6h15 Arrivée sur place…
Najac embrumé domine l’aire d’envol des montgolfières tandis que les aéronefs arrivent les uns derrière les autres, ramassés dans leurs remorques.Les heureux veinards qui vont prendre place à bord de ces majestueux engins, se réunissent pour connaître l’équipage avec lequel ils vont voler. Pour les novices, une certaine appréhension est palpable. Le ballon qui nous transportera, M. Gary (notre adjudant, commandant de la brigade) et moi-même, sera "La Piste aux Etoiles" avec Gérard comme pilote et JC comme équipier, qui suivra par la route notre parcours aérien.
7h00 Préparatifs…
Chaque équipage commence à gonfler l’enveloppe de sa montgolfière, dans un concert de ventilateur. L’air s’engouffre par mètre-cubes (2200 en tout pour la nôtre) pendant que chacun s’affère à sa tâche en prenant soin ne pas abimer cette fine toile qui soulèvera la nacelle chargée de ses passagers. L’enveloppe bien arrondie, les brûleurs prennent le relais, avec ce bourdonnement si caractéristique, remplissant ainsi d’air chaud la montgolfière qui s’érige lentement sur les berges de l’Aveyron.
7h25 Décollage…
L’espace de décollage paraît bien petit au vu de la taille de ces géantes des airs une fois déployées. Tour à tour, elles décollent dans un lent balai majestueux. Elles se frôlent sans se toucher, chacune prenant ses marques par rapport aux autres: le spectacle commence alors. Lentement notre engin entame son ascension grâce à l’air réchauffé par la flamme hurlante des brûleurs (qui soit dit en passant réchauffe également le haut de mon crâne).
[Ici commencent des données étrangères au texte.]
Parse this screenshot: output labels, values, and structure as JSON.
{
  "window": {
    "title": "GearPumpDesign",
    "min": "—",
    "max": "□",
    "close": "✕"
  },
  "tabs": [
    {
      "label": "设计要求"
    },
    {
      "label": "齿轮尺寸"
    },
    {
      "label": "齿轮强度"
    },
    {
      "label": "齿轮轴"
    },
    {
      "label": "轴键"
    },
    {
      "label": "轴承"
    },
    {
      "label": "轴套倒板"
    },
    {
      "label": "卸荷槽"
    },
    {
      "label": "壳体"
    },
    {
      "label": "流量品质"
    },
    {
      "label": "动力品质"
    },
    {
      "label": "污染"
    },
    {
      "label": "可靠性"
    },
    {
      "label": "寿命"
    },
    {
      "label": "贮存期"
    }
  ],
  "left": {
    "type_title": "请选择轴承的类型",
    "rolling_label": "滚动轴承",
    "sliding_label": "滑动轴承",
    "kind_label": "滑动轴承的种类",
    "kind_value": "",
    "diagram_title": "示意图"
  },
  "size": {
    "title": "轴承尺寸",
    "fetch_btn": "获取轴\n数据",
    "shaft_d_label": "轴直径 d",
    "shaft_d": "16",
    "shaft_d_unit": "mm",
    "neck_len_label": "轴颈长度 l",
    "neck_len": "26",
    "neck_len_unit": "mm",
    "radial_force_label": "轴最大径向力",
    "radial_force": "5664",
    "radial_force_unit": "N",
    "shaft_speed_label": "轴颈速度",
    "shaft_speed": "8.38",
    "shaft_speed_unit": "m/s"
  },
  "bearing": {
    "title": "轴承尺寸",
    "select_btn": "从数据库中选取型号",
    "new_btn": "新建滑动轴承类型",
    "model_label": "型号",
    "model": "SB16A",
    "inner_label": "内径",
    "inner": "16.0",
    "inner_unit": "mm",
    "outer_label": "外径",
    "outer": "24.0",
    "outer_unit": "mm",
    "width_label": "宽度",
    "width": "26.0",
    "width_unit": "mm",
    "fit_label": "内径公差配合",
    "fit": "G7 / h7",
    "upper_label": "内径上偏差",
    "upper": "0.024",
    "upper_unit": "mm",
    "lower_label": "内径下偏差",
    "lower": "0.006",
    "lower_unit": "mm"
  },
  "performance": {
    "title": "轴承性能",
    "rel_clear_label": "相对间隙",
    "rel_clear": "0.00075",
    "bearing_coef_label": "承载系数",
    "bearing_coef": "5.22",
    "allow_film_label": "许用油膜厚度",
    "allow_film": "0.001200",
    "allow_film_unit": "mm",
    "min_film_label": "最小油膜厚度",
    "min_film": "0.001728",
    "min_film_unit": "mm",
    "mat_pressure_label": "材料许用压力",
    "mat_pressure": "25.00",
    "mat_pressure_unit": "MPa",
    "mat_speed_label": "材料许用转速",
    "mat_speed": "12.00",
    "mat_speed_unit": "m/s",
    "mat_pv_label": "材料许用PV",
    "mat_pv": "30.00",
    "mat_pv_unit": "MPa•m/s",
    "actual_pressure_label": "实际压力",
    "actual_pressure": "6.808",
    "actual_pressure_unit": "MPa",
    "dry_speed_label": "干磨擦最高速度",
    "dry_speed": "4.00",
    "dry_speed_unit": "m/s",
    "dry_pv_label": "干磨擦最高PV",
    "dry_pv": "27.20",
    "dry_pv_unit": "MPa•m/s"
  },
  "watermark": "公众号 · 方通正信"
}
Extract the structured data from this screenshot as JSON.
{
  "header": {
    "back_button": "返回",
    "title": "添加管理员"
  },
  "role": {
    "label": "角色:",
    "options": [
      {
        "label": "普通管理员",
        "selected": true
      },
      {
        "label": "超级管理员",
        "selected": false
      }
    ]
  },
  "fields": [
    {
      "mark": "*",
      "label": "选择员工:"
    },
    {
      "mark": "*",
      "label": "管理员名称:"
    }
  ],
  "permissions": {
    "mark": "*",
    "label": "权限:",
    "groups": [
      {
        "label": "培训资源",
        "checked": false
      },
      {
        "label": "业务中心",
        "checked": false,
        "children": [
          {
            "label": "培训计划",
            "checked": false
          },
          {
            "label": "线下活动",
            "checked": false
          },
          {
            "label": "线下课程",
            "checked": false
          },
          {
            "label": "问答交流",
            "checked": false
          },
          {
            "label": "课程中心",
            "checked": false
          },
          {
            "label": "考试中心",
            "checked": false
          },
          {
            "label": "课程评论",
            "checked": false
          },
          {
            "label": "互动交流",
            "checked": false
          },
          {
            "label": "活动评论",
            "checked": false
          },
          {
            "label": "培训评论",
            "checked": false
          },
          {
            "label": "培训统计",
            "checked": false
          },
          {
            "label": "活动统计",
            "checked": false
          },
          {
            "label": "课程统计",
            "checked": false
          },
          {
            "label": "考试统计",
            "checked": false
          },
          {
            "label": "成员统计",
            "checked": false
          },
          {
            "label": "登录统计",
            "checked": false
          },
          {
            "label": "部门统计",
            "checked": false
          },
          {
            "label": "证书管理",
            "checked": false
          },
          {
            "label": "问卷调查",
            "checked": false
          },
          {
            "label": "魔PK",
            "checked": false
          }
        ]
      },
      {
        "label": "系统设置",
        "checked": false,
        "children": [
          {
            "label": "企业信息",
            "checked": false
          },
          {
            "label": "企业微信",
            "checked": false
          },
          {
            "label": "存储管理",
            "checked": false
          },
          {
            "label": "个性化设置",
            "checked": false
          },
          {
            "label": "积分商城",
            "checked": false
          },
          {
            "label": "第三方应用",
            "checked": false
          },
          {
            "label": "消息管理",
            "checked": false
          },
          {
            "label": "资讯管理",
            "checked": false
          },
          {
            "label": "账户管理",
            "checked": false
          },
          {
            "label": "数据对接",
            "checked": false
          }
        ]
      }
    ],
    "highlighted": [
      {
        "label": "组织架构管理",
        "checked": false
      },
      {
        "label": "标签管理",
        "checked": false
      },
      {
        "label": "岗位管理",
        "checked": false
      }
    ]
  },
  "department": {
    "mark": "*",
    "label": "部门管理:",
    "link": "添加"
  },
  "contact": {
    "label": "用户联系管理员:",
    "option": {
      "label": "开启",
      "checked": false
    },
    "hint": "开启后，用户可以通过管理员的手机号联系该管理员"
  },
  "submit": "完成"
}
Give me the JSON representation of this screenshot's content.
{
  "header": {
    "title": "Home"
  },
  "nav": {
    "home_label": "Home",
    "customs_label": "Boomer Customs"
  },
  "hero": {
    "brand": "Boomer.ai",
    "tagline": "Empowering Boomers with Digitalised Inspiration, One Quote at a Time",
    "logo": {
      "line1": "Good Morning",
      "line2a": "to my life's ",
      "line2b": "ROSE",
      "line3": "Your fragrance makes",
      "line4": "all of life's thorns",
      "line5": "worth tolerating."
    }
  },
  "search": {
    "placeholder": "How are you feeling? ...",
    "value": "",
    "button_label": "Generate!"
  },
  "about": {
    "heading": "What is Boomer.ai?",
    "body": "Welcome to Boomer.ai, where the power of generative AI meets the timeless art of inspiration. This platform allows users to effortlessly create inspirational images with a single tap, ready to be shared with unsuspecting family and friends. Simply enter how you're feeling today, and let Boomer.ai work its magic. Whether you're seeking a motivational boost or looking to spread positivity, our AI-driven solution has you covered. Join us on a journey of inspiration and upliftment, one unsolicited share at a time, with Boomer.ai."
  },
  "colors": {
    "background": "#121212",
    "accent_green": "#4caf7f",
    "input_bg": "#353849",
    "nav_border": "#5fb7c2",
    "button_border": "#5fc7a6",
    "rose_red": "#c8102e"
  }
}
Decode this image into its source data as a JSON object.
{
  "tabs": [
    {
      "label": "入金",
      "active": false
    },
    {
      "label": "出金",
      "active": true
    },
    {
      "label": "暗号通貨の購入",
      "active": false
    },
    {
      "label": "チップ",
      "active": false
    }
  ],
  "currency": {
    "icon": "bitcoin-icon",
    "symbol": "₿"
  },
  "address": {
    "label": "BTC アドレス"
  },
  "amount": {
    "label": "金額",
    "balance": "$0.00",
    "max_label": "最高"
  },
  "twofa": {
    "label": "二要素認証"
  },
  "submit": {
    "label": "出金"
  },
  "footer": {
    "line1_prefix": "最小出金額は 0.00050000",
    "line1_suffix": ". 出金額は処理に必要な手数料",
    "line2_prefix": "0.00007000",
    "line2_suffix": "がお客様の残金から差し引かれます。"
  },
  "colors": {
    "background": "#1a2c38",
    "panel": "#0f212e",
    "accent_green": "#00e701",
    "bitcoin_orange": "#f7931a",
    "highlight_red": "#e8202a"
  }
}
Le vent faible nous pousse doucement vers le nord ouest tandis que s’éloignent Najac et sa forteresse, sous une perspective inédite. Le ballon monte encore, suivant les contours de la colline de Mazerolles, et passe au plus près de la cime des arbres. Nous laissons ensuite Laquerbe sur notre gauche et continuons le périple en admirant le paysage de notre contrée. Gérard, qui habite dans les environs de Rodez, et qui de ce fait ne connaît que peu notre région, nous demande si nous connaissons notre position. Mais l’altitude brouille nos repères et il est bien difficile d’être affirmatif sur ce point. Beaucoup d’hésitations et peu de certitudes, on doit s’approcher du Cuzoul.
8h00 l’atterrissage …
Il est maintenant temps de choisir une aire d’atterrissage. Alors pour bien choisir le lieu où vous voulez atterrir il ne faut pas de vaches, de cochons ou de chevaux, éviter (à moins d’une très grosse panne) les terres cultivées (ce qui paraît assez normal) et les terres de propriétaires irascibles (mais ça c’est beaucoup plus aléatoire !), cas heureusement assez rare d’après notre pilote.Ces conditions optimales, nous les avons trouvées dans un champ près du Cuzoul, où seules restaient des traces nous indiquant qu’il s’agissait d’un pâturage de bovidés.Notre atterrissage n’est d’ailleurs pas passé inaperçu car intriguée par le son de nos brûleurs, la voisine de ce champ est venue, à peine réveillée, à notre rencontre suivie peu de temps après par son mari pour discuter et après le pliage du matériel nous a gentiment invités à prendre le café.Voilà c’est fini pour cette fois-ci, vivement la prochaine, c’est une expérience que je conseille à toutes et à tous.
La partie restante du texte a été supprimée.